Como o nosso palpite se saiu
Do nosso lado da cerca, foi uma noite satisfatória. Nosso palpite pré-jogo era Inglaterra −1, com nível de confiança de 75 por cento, e o raciocínio por trás dele estava enraizado em uma leitura simples de onde essa disputa provavelmente seria ganha e perdida. Nossa análise se apoiava na expectativa de que o goleiro da Croácia havia sido o atuante mais ocupado da equipe na preparação, e que o mesmo padrão se repetiria aqui — uma defesa sob pressão constante, um arqueiro mantido frequentemente em ação, e uma Inglaterra com o poder de fogo para fazer essa pressão valer no placar.
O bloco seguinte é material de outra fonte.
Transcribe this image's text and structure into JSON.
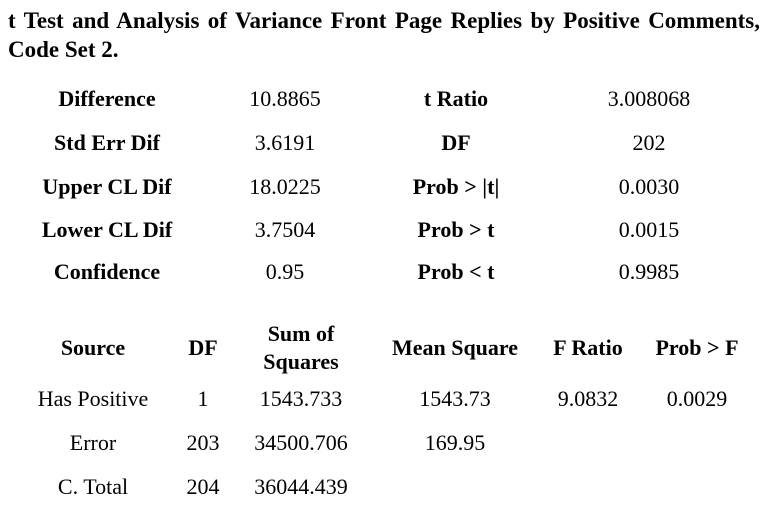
{
  "caption": "t Test and Analysis of Variance Front Page Replies by Positive Comments, Code Set 2.",
  "ttest": {
    "rows": [
      {
        "label": "Difference",
        "value": "10.8865",
        "label2": "t Ratio",
        "value2": "3.008068"
      },
      {
        "label": "Std Err Dif",
        "value": "3.6191",
        "label2": "DF",
        "value2": "202"
      },
      {
        "label": "Upper CL Dif",
        "value": "18.0225",
        "label2": "Prob > |t|",
        "value2": "0.0030"
      },
      {
        "label": "Lower CL Dif",
        "value": "3.7504",
        "label2": "Prob > t",
        "value2": "0.0015"
      },
      {
        "label": "Confidence",
        "value": "0.95",
        "label2": "Prob < t",
        "value2": "0.9985"
      }
    ]
  },
  "anova": {
    "headers": {
      "source": "Source",
      "df": "DF",
      "ss_line1": "Sum of",
      "ss_line2": "Squares",
      "ms": "Mean Square",
      "f": "F Ratio",
      "p": "Prob > F"
    },
    "rows": [
      {
        "source": "Has Positive",
        "df": "1",
        "ss": "1543.733",
        "ms": "1543.73",
        "f": "9.0832",
        "p": "0.0029"
      },
      {
        "source": "Error",
        "df": "203",
        "ss": "34500.706",
        "ms": "169.95",
        "f": "",
        "p": ""
      },
      {
        "source": "C. Total",
        "df": "204",
        "ss": "36044.439",
        "ms": "",
        "f": "",
        "p": ""
      }
    ]
  }
}
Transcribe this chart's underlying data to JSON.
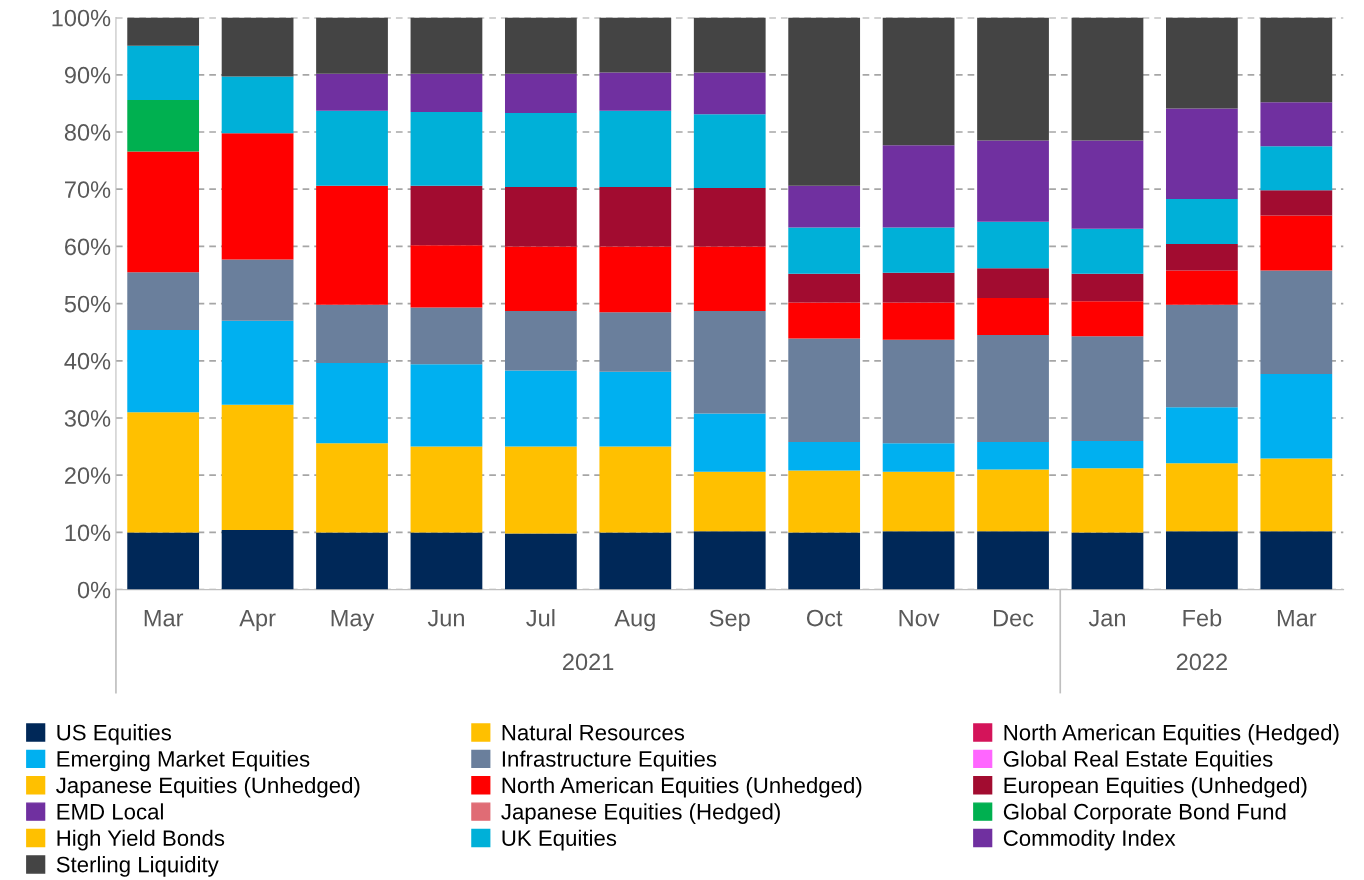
{
  "chart_data": {
    "type": "bar",
    "stacked": true,
    "categories": [
      "Mar",
      "Apr",
      "May",
      "Jun",
      "Jul",
      "Aug",
      "Sep",
      "Oct",
      "Nov",
      "Dec",
      "Jan",
      "Feb",
      "Mar"
    ],
    "annotations": [
      "2021",
      "2022"
    ],
    "ylim": [
      0,
      100
    ],
    "yticks": [
      {
        "value": 0,
        "label": "0%"
      },
      {
        "value": 10,
        "label": "10%"
      },
      {
        "value": 20,
        "label": "20%"
      },
      {
        "value": 30,
        "label": "30%"
      },
      {
        "value": 40,
        "label": "40%"
      },
      {
        "value": 50,
        "label": "50%"
      },
      {
        "value": 60,
        "label": "60%"
      },
      {
        "value": 70,
        "label": "70%"
      },
      {
        "value": 80,
        "label": "80%"
      },
      {
        "value": 90,
        "label": "90%"
      },
      {
        "value": 100,
        "label": "100%"
      }
    ],
    "grid": "y",
    "legend": "bottom",
    "series": [
      {
        "name": "US Equities",
        "color": "#002858",
        "values": [
          10.0,
          10.4,
          10.0,
          10.0,
          9.8,
          10.0,
          10.2,
          10.0,
          10.2,
          10.2,
          10.0,
          10.2,
          10.2
        ]
      },
      {
        "name": "Natural Resources",
        "color": "#ffc000",
        "values": [
          21.0,
          21.9,
          15.6,
          15.0,
          15.2,
          15.0,
          10.4,
          10.8,
          10.4,
          10.8,
          11.2,
          11.9,
          12.7
        ]
      },
      {
        "name": "North American Equities (Hedged)",
        "color": "#d4145a",
        "values": [
          0,
          0,
          0,
          0,
          0,
          0,
          0,
          0,
          0,
          0,
          0,
          0,
          0
        ]
      },
      {
        "name": "Emerging Market Equities",
        "color": "#00b0f0",
        "values": [
          14.4,
          14.7,
          14.0,
          14.4,
          13.3,
          13.1,
          10.2,
          5.0,
          5.0,
          4.8,
          4.8,
          9.8,
          14.8
        ]
      },
      {
        "name": "Infrastructure Equities",
        "color": "#6a7f9c",
        "values": [
          10.1,
          10.7,
          10.2,
          9.9,
          10.4,
          10.4,
          17.9,
          18.1,
          18.1,
          18.7,
          18.3,
          17.9,
          18.1
        ]
      },
      {
        "name": "Global Real Estate Equities",
        "color": "#ff66ff",
        "values": [
          0,
          0,
          0,
          0,
          0,
          0,
          0,
          0,
          0,
          0,
          0,
          0,
          0
        ]
      },
      {
        "name": "Japanese Equities (Unhedged)",
        "color": "#ffc000",
        "values": [
          0,
          0,
          0,
          0,
          0,
          0,
          0,
          0,
          0,
          0,
          0,
          0,
          0
        ]
      },
      {
        "name": "North American Equities (Unhedged)",
        "color": "#ff0000",
        "values": [
          21.1,
          22.1,
          20.8,
          10.9,
          11.3,
          11.5,
          11.3,
          6.3,
          6.5,
          6.5,
          6.1,
          6.0,
          9.6
        ]
      },
      {
        "name": "European Equities (Unhedged)",
        "color": "#a20c30",
        "values": [
          0,
          0,
          0,
          10.4,
          10.4,
          10.4,
          10.2,
          5.0,
          5.2,
          5.2,
          4.8,
          4.6,
          4.4
        ]
      },
      {
        "name": "EMD Local",
        "color": "#7030a0",
        "values": [
          0,
          0,
          0,
          0,
          0,
          0,
          0,
          0,
          0,
          0,
          0,
          0,
          0
        ]
      },
      {
        "name": "Japanese Equities (Hedged)",
        "color": "#e06c75",
        "values": [
          0,
          0,
          0,
          0,
          0,
          0,
          0,
          0,
          0,
          0,
          0,
          0,
          0
        ]
      },
      {
        "name": "Global Corporate Bond Fund",
        "color": "#00b050",
        "values": [
          9.0,
          0,
          0,
          0,
          0,
          0,
          0,
          0,
          0,
          0,
          0,
          0,
          0
        ]
      },
      {
        "name": "High Yield Bonds",
        "color": "#ffc000",
        "values": [
          0,
          0,
          0,
          0,
          0,
          0,
          0,
          0,
          0,
          0,
          0,
          0,
          0
        ]
      },
      {
        "name": "UK Equities",
        "color": "#00b0d8",
        "values": [
          9.5,
          9.9,
          13.1,
          12.9,
          12.9,
          13.3,
          12.9,
          8.1,
          7.9,
          8.1,
          7.9,
          7.9,
          7.7
        ]
      },
      {
        "name": "Commodity Index",
        "color": "#7030a0",
        "values": [
          0,
          0,
          6.5,
          6.7,
          6.9,
          6.7,
          7.3,
          7.3,
          14.4,
          14.2,
          15.4,
          15.8,
          7.7
        ]
      },
      {
        "name": "Sterling Liquidity",
        "color": "#444444",
        "values": [
          4.9,
          10.3,
          9.8,
          9.8,
          9.8,
          9.6,
          9.6,
          29.4,
          22.3,
          21.5,
          21.5,
          15.9,
          14.8
        ]
      }
    ]
  }
}
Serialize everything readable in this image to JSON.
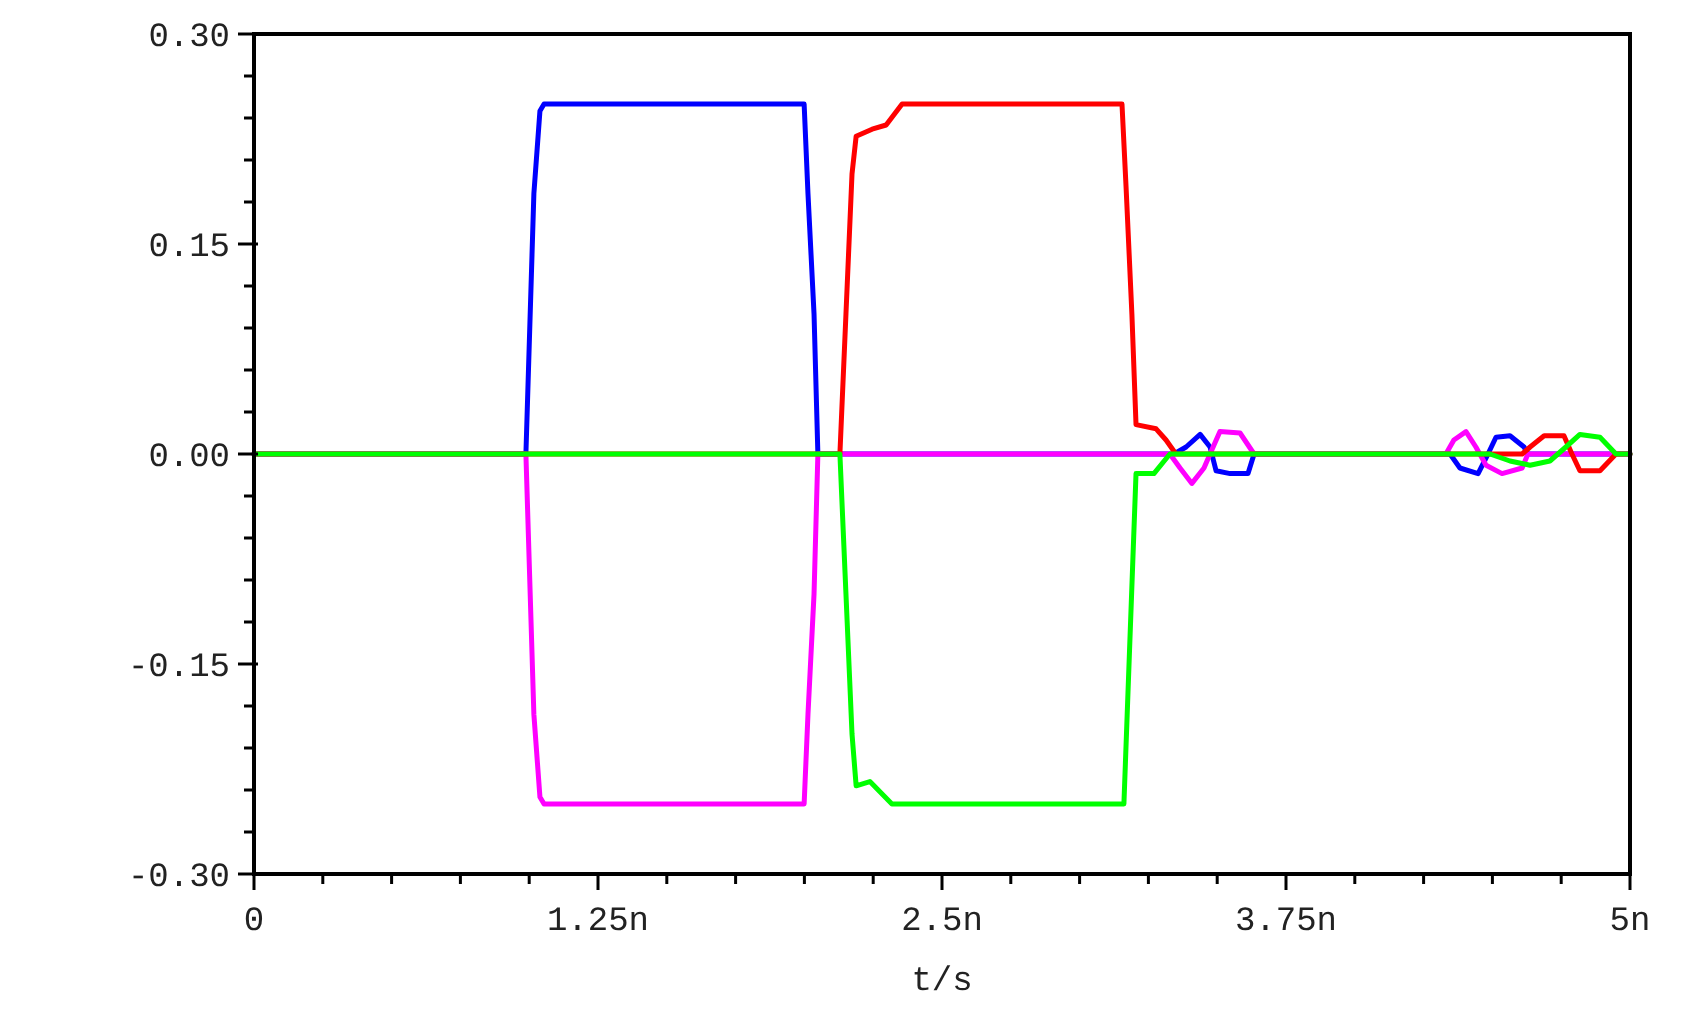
{
  "chart_data": {
    "type": "line",
    "xlabel": "t/s",
    "xlim": [
      0,
      5
    ],
    "ylim": [
      -0.3,
      0.3
    ],
    "xticks": [
      0,
      {
        "value": 0.25,
        "label": null
      },
      {
        "value": 0.5,
        "label": null
      },
      {
        "value": 0.75,
        "label": null
      },
      {
        "value": 1.0,
        "label": null
      },
      {
        "value": 1.25,
        "label": "1.25n"
      },
      {
        "value": 1.5,
        "label": null
      },
      {
        "value": 1.75,
        "label": null
      },
      {
        "value": 2.0,
        "label": null
      },
      {
        "value": 2.25,
        "label": null
      },
      {
        "value": 2.5,
        "label": "2.5n"
      },
      {
        "value": 2.75,
        "label": null
      },
      {
        "value": 3.0,
        "label": null
      },
      {
        "value": 3.25,
        "label": null
      },
      {
        "value": 3.5,
        "label": null
      },
      {
        "value": 3.75,
        "label": "3.75n"
      },
      {
        "value": 4.0,
        "label": null
      },
      {
        "value": 4.25,
        "label": null
      },
      {
        "value": 4.5,
        "label": null
      },
      {
        "value": 4.75,
        "label": null
      },
      {
        "value": 5,
        "label": "5n"
      }
    ],
    "yticks": [
      {
        "value": -0.3,
        "label": "-0.30"
      },
      {
        "value": -0.27,
        "label": null
      },
      {
        "value": -0.24,
        "label": null
      },
      {
        "value": -0.21,
        "label": null
      },
      {
        "value": -0.18,
        "label": null
      },
      {
        "value": -0.15,
        "label": "-0.15"
      },
      {
        "value": -0.12,
        "label": null
      },
      {
        "value": -0.09,
        "label": null
      },
      {
        "value": -0.06,
        "label": null
      },
      {
        "value": -0.03,
        "label": null
      },
      {
        "value": 0,
        "label": "0.00"
      },
      {
        "value": 0.03,
        "label": null
      },
      {
        "value": 0.06,
        "label": null
      },
      {
        "value": 0.09,
        "label": null
      },
      {
        "value": 0.12,
        "label": null
      },
      {
        "value": 0.15,
        "label": "0.15"
      },
      {
        "value": 0.18,
        "label": null
      },
      {
        "value": 0.21,
        "label": null
      },
      {
        "value": 0.24,
        "label": null
      },
      {
        "value": 0.27,
        "label": null
      },
      {
        "value": 0.3,
        "label": "0.30"
      }
    ],
    "grid": false,
    "marker": "none",
    "line_style": "solid",
    "series": [
      {
        "color": "#0000ff",
        "x": [
          0,
          0.988,
          1.017,
          1.039,
          1.054,
          1.999,
          2.013,
          2.035,
          2.049,
          3.343,
          3.387,
          3.438,
          3.474,
          3.496,
          3.547,
          3.612,
          3.634,
          4.346,
          4.382,
          4.448,
          4.484,
          4.513,
          4.564,
          4.615,
          4.629,
          5
        ],
        "values": [
          0,
          0,
          0.186,
          0.245,
          0.25,
          0.25,
          0.186,
          0.1,
          0,
          0,
          0.005,
          0.014,
          0.005,
          -0.012,
          -0.014,
          -0.014,
          0,
          0,
          -0.01,
          -0.014,
          0,
          0.012,
          0.013,
          0.005,
          0,
          0
        ]
      },
      {
        "color": "#ff00ff",
        "x": [
          0,
          0.988,
          1.017,
          1.039,
          1.054,
          1.999,
          2.013,
          2.035,
          2.049,
          3.328,
          3.365,
          3.408,
          3.452,
          3.474,
          3.51,
          3.583,
          3.634,
          4.331,
          4.36,
          4.404,
          4.44,
          4.477,
          4.535,
          4.608,
          4.629,
          5
        ],
        "values": [
          0,
          0,
          -0.186,
          -0.245,
          -0.25,
          -0.25,
          -0.186,
          -0.1,
          0,
          0,
          -0.01,
          -0.021,
          -0.01,
          0,
          0.016,
          0.015,
          0,
          0,
          0.01,
          0.016,
          0.005,
          -0.008,
          -0.014,
          -0.01,
          0,
          0
        ]
      },
      {
        "color": "#ff0000",
        "x": [
          0,
          2.129,
          2.151,
          2.173,
          2.188,
          2.246,
          2.297,
          2.355,
          3.154,
          3.169,
          3.19,
          3.205,
          3.278,
          3.314,
          3.35,
          4.608,
          4.637,
          4.688,
          4.76,
          4.789,
          4.818,
          4.891,
          4.949,
          5
        ],
        "values": [
          0,
          0,
          0.1,
          0.2,
          0.227,
          0.232,
          0.235,
          0.25,
          0.25,
          0.19,
          0.1,
          0.021,
          0.018,
          0.01,
          0,
          0,
          0.005,
          0.013,
          0.013,
          0,
          -0.012,
          -0.012,
          0,
          0
        ]
      },
      {
        "color": "#00ff00",
        "x": [
          0,
          2.129,
          2.151,
          2.173,
          2.188,
          2.238,
          2.318,
          3.161,
          3.205,
          3.27,
          3.328,
          4.491,
          4.564,
          4.637,
          4.709,
          4.767,
          4.818,
          4.891,
          4.949,
          5
        ],
        "values": [
          0,
          0,
          -0.1,
          -0.2,
          -0.237,
          -0.234,
          -0.25,
          -0.25,
          -0.014,
          -0.014,
          0,
          0,
          -0.005,
          -0.008,
          -0.005,
          0.005,
          0.014,
          0.012,
          0,
          0
        ]
      }
    ]
  }
}
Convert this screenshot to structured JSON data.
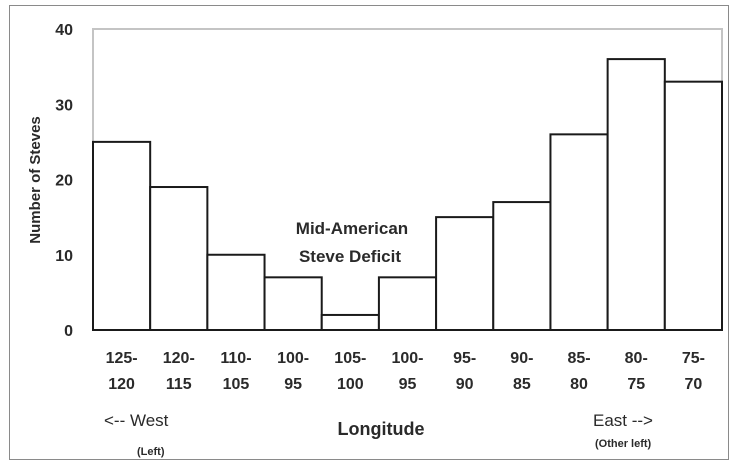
{
  "chart_data": {
    "type": "bar",
    "categories": [
      [
        "125-",
        "120"
      ],
      [
        "120-",
        "115"
      ],
      [
        "110-",
        "105"
      ],
      [
        "100-",
        "95"
      ],
      [
        "105-",
        "100"
      ],
      [
        "100-",
        "95"
      ],
      [
        "95-",
        "90"
      ],
      [
        "90-",
        "85"
      ],
      [
        "85-",
        "80"
      ],
      [
        "80-",
        "75"
      ],
      [
        "75-",
        "70"
      ]
    ],
    "values": [
      25,
      19,
      10,
      7,
      2,
      7,
      15,
      17,
      26,
      36,
      33
    ],
    "ylabel": "Number of Steves",
    "xlabel": "Longitude",
    "ylim": [
      0,
      40
    ],
    "yticks": [
      0,
      10,
      20,
      30,
      40
    ],
    "grid": false,
    "bar_fill": "#ffffff",
    "bar_stroke": "#1a1a1a",
    "annotation": [
      "Mid-American",
      "Steve Deficit"
    ],
    "left_note": {
      "label": "<-- West",
      "sub": "(Left)"
    },
    "right_note": {
      "label": "East -->",
      "sub": "(Other left)"
    }
  }
}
Foi em linhas gerais assim que se desenrolou. Os quatro gols da Inglaterra superaram com folga o handicap de um gol que o palpite exigia, e mesmo com as duas finalizações da Croácia embaralhando a diferença, a margem nunca caiu abaixo do limiar em torno do qual a escolha foi construída. Os dois pênaltis que Kane converteu falavam diretamente do tipo de domínio territorial sustentado que nosso palpite previa — times não concedem pênaltis repetidos sem passar longos trechos defendendo a própria área — e a rápida finalização de Bellingham no segundo tempo eliminou qualquer perigo tardio para o handicap. O palpite acertou, e acertou com sobra. Não é sempre que um palpite de 75 por cento se resolve de forma tão limpa, e numa noite em que a Inglaterra fez quase tudo certo, nossa leitura da disputa se sustentou tão confortavelmente quanto o próprio resultado.
A Inglaterra saberá que há trabalho a ser feito — sofrer dois gols diante de um time que teve dificuldade de se impor por longos trechos não é algo que um candidato sério queira tornar hábito, e a maneira como a Croácia por duas vezes reduziu a vantagem a um único gol não terá passado despercebida. Mas esses são detalhes numa noite que entregou a moeda mais importante do futebol de torneios: três pontos, a liderança, e um atacante no tipo de fase que faz tudo o mais parecer possível. A campanha tem apenas uma partida de idade, e a Inglaterra dificilmente poderia ter pedido um começo melhor.